In my LinkedIn profile description, I actually include the following language:
If you send a connect request and we've never met, please include a message that describes your work and what inspired you to connect. Thanks!
I’m sad to report that almost no one does this. So it tells me quickly that this person did not even bother to read my profile, so they most likely are just trying to pad their connection numbers and/or just want to ask a favor (see tip #4). I decline many of these requests.
4. Stop asking strangers for favors.
When I started consulting, I was amazed at the casual (and sometimes disrespectful) messages I received from strangers asking me for all kinds of favors. This list is not exhaustive:
Free consulting work
Connections at a workplace of interest
Help with school projects (especially those that are due tomorrow that were not started earlier in the semester)
Requests to promote their business or products (which have absolutely nothing to do with mine) on my website or blog
Please don’t do this.
I recommend approaching all email communications with a tone of respect and service.
Write a professional, respectful, tailored message. Just like with LinkedIn, explain why you are interested in connecting (mentioning specific aspects of their business so they can tell this isn’t a form letter).
Be respectful of their time. If you have a deadline (e.g., for a school project interview), contact them at least a month in advance. Most people are not able to drop everything because your paper is due this week.
Instead of just focusing on what you want (e.g., an interview), think about how you may be able to help them as well. Always ask yourself- can this conversation or meeting be mutually beneficial? Are you interested in volunteering with their organization? Do you have other colleagues or fellow students that may be interested in their products or services? Can you share that information with new audiences on social media?

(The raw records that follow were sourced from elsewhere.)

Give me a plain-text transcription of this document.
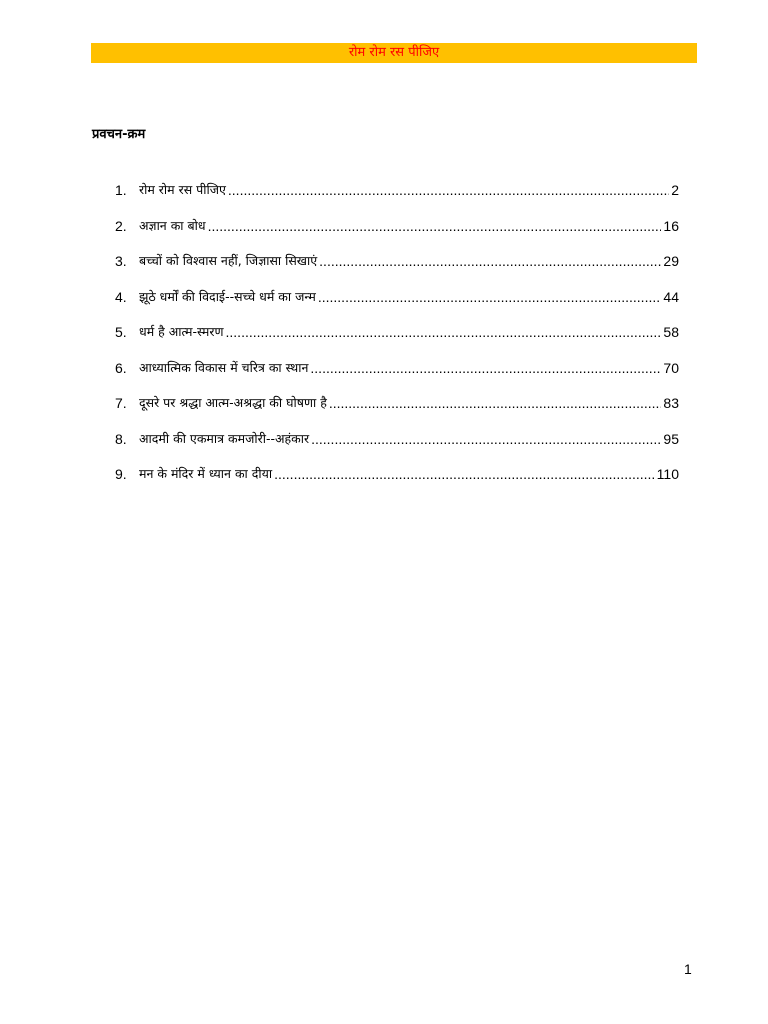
रोम रोम रस पीजिए
प्रवचन-क्रम
1. रोम रोम रस पीजिए .....	2
2. अज्ञान का बोध .....	16
3. बच्चों को विश्वास नहीं, जिज्ञासा सिखाएं .....	29
4. झूठे धर्मों की विदाई--सच्चे धर्म का जन्म .....	44
5. धर्म है आत्म-स्मरण .....	58
6. आध्यात्मिक विकास में चरित्र का स्थान .....	70
7. दूसरे पर श्रद्धा आत्म-अश्रद्धा की घोषणा है .....	83
8. आदमी की एकमात्र कमजोरी--अहंकार .....	95
9. मन के मंदिर में ध्यान का दीया .....	110
1
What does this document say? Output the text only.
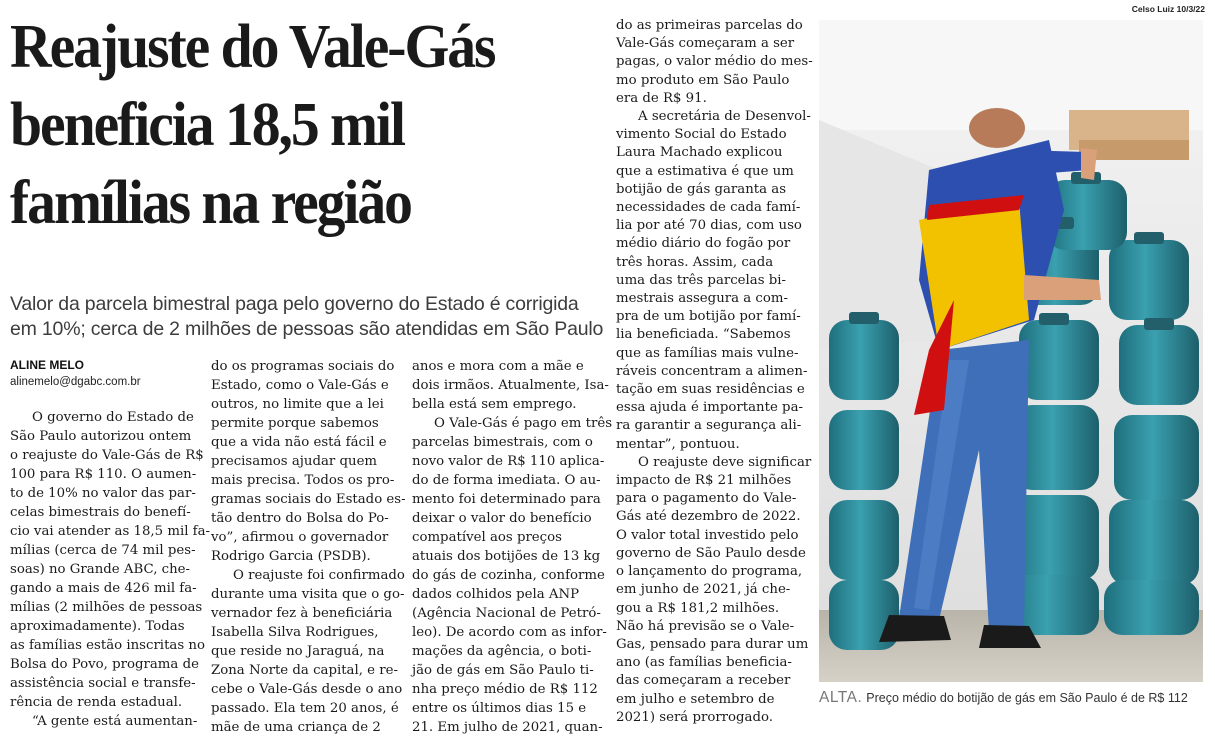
Celso Luiz 10/3/22
Reajuste do Vale-Gás
beneficia 18,5 mil
famílias na região

Valor da parcela bimestral paga pelo governo do Estado é corrigida em 10%; cerca de 2 milhões de pessoas são atendidas em São Paulo

ALINE MELO
alinemelo@dgabc.com.br
O governo do Estado de
São Paulo autorizou ontem
o reajuste do Vale-Gás de R$
100 para R$ 110. O aumen-
to de 10% no valor das par-
celas bimestrais do benefí-
cio vai atender as 18,5 mil fa-
mílias (cerca de 74 mil pes-
soas) no Grande ABC, che-
gando a mais de 426 mil fa-
mílias (2 milhões de pessoas
aproximadamente). Todas
as famílias estão inscritas no
Bolsa do Povo, programa de
assistência social e transfe-
rência de renda estadual.
“A gente está aumentan-
do os programas sociais do
Estado, como o Vale-Gás e
outros, no limite que a lei
permite porque sabemos
que a vida não está fácil e
precisamos ajudar quem
mais precisa. Todos os pro-
gramas sociais do Estado es-
tão dentro do Bolsa do Po-
vo”, afirmou o governador
Rodrigo Garcia (PSDB).
O reajuste foi confirmado
durante uma visita que o go-
vernador fez à beneficiária
Isabella Silva Rodrigues,
que reside no Jaraguá, na
Zona Norte da capital, e re-
cebe o Vale-Gás desde o ano
passado. Ela tem 20 anos, é
mãe de uma criança de 2
anos e mora com a mãe e
dois irmãos. Atualmente, Isa-
bella está sem emprego.
O Vale-Gás é pago em três
parcelas bimestrais, com o
novo valor de R$ 110 aplica-
do de forma imediata. O au-
mento foi determinado para
deixar o valor do benefício
compatível aos preços
atuais dos botijões de 13 kg
do gás de cozinha, conforme
dados colhidos pela ANP
(Agência Nacional de Petró-
leo). De acordo com as infor-
mações da agência, o boti-
jão de gás em São Paulo ti-
nha preço médio de R$ 112
entre os últimos dias 15 e
21. Em julho de 2021, quan-
do as primeiras parcelas do
Vale-Gás começaram a ser
pagas, o valor médio do mes-
mo produto em São Paulo
era de R$ 91.
A secretária de Desenvol-
vimento Social do Estado
Laura Machado explicou
que a estimativa é que um
botijão de gás garanta as
necessidades de cada famí-
lia por até 70 dias, com uso
médio diário do fogão por
três horas. Assim, cada
uma das três parcelas bi-
mestrais assegura a com-
pra de um botijão por famí-
lia beneficiada. “Sabemos
que as famílias mais vulne-
ráveis concentram a alimen-
tação em suas residências e
essa ajuda é importante pa-
ra garantir a segurança ali-
mentar”, pontuou.
O reajuste deve significar
impacto de R$ 21 milhões
para o pagamento do Vale-
Gás até dezembro de 2022.
O valor total investido pelo
governo de São Paulo desde
o lançamento do programa,
em junho de 2021, já che-
gou a R$ 181,2 milhões.
Não há previsão se o Vale-
Gas, pensado para durar um
ano (as famílias beneficia-
das começaram a receber
em julho e setembro de
2021) será prorrogado.
ALTA. Preço médio do botijão de gás em São Paulo é de R$ 112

And finally, if someone is kind enough to give an informational interview, discuss internships, connect you with a workplace of interest (etc.) - please write them a thank you note. I would say at least 50% of the “favors” I’ve done have gone completely unacknowledged. This is a huge oversight and reflects very poorly on you for future networking.
So those are my top 4 tips for successful online networking! What else would you add to the list?